Introduction

Retroperitoneal sarcomas (RPS) are rare, heterogeneous malignant mesenchymal tumors that account for a minority of soft-tissue sarcomas yet carry substantial morbidity and mortality due to their deep anatomic location and large size at presentation1. Within this group, retroperitoneal leiomyosarcoma (RLS) constitutes an aggressive histologic subtype. Histology-based analyses demonstrate that recurrence patterns and risk profiles differ markedly across RPS subtypes; in particular, leiomyosarcoma exhibits a greater propensity for distant spread than liposarcoma, underscoring the need for subtype-informed treatment strategies and robust prognostic frameworks in RLS2. Surgical resection remains the cornerstone of potentially curative therapy for RPS. Contemporary consensus statements emphasize management in experienced sarcoma centers with multidisciplinary planning to maximize the likelihood of complete (R0/R1) resection, guide the approach to recurrent disease, and standardize follow-up3. Nonetheless, optimal integration of adjunctive therapies remains unsettled. The randomized STRASS trial showed no overall improvement in abdominal recurrence-free survival with the addition of preoperative radiotherapy to surgery for primary RPS, while post-hoc and histology-specific signals continue to be debated4. In parallel, evidence supporting routine perioperative chemotherapy is heterogeneous and limited for most retroperitoneal histologies. Observational series focused on RLS suggest that carefully selected salvage surgery for recurrence may still yield meaningful benefit, but high-quality, subtype-specific evidence remains scarce5. Recent multidisciplinary reviews similarly call for large, methodologically rigorous analyses that account for selection bias and histologic diversity6. Population-based registries such as the Surveillance, Epidemiology, and End Results (SEER) program enable the study of rare cancers at scale by capturing detailed demographic, pathologic, treatment, and outcome data across diverse real-world settings7,8,9. Leveraging SEER can overcome many limitations of single-center experiences in RLS, where small cohorts and heterogeneity impede precise estimation of treatment effects and reliable identification of prognostic factors. However, the observational nature of registry data necessitates analytic strategies that mitigate confounding and strengthen causal interpretation.

To this end, propensity score matching (PSM) can reduce measured treatment-selection bias by balancing baseline covariates between surgical and non-surgical cohorts, with standardized differences providing recommended balance diagnostics10.

Complementing confounding adjustment, machine-learning-based survival modeling—particularly random survival forests (RSF)—can flexibly capture nonlinear effects and higher-order interactions and provides variable-importance rankings that summarize prognostic patterns in large registries. Importantly, however, registry-based comparisons of surgery versus no surgery are inherently susceptible to selection bias because resectability, anatomical tumor relationships, operative risk, and performance status strongly influence whether surgery is offered and are not captured in SEER. Accordingly, using SEER data (2000–2019), we examined the association between surgical resection status and overall survival (OS) and cancer-specific survival (CSS) in retroperitoneal leiomyosarcoma, and we evaluated the relative importance of routinely recorded demographic, stage, grade, and treatment variables using multivariable Cox regression and RSF-based importance analyses, while emphasizing that these methods adjust for measured confounders only and do not provide causal estimates of surgical benefit.

Materials and methods

Data source and study population

We conducted a population-based retrospective cohort study using the Surveillance, Epidemiology, and End Results (SEER) program.

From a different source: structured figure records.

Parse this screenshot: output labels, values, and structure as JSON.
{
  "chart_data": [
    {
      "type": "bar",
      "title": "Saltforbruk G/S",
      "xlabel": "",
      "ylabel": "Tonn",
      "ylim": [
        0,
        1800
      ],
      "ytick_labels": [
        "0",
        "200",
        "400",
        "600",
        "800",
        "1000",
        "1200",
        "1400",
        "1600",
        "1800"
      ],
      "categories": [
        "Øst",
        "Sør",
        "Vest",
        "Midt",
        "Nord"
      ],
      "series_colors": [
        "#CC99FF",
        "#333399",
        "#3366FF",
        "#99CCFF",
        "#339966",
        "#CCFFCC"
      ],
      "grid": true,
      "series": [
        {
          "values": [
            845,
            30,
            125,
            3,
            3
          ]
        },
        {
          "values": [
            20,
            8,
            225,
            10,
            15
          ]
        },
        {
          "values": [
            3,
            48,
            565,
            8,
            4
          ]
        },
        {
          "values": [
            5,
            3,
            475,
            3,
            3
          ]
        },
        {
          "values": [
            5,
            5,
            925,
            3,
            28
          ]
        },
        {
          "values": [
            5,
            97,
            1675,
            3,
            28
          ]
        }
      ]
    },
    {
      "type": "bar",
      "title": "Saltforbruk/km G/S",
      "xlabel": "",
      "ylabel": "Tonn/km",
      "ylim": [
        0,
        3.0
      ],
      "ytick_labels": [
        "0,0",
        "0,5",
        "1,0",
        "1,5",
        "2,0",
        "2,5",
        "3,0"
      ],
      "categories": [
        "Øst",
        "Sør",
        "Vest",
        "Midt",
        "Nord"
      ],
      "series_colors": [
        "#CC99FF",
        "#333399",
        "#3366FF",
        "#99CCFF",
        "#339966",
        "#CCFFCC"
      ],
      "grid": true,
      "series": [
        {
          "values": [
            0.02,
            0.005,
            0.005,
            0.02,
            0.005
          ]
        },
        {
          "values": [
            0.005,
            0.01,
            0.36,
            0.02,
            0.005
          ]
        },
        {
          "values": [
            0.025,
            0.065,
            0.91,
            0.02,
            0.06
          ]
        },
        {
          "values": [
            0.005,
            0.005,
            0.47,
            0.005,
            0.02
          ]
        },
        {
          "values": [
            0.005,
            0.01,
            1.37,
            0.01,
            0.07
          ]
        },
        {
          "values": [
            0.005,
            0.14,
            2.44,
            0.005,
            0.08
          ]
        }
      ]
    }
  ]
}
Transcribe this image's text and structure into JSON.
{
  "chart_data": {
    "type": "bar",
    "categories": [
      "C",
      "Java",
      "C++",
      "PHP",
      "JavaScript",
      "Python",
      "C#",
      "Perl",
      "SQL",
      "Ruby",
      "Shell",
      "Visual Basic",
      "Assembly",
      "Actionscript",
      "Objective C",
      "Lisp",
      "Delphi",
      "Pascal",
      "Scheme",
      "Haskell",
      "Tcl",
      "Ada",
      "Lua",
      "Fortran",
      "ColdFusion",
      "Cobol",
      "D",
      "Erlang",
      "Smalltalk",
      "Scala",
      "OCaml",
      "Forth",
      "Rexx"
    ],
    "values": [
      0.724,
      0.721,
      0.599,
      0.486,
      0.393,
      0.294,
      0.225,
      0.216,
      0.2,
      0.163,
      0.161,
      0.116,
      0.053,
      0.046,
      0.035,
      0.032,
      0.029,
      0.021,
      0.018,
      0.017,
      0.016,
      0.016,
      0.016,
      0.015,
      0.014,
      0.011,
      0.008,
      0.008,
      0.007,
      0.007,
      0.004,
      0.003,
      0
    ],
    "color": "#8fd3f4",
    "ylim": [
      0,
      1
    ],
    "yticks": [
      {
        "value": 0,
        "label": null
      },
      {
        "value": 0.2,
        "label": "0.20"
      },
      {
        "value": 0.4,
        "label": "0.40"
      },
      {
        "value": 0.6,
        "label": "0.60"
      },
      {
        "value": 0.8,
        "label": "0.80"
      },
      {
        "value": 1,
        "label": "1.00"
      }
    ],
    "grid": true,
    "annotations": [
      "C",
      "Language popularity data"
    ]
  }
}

Cases with a pathological diagnosis of RLS from January 1, 2000, to December 31, 2019, were identified. Data were retrieved with SEER*Stat (v8.3.9). SEER data are de-identified and publicly available; therefore, this study was exempt from institutional review board oversight and informed consent requirements.

Case identification, inclusion, and exclusion criteria

RLS was defined using ICD-O-3 histology codes for leiomyosarcoma (8890/3, 8891/3, 8896/3) and a retroperitoneum primary site. Inclusion criteria were: (1) primary RLS at initial diagnosis; (2) pathologically confirmed; (3) diagnosis between 2000–2019; and (4) available survival data.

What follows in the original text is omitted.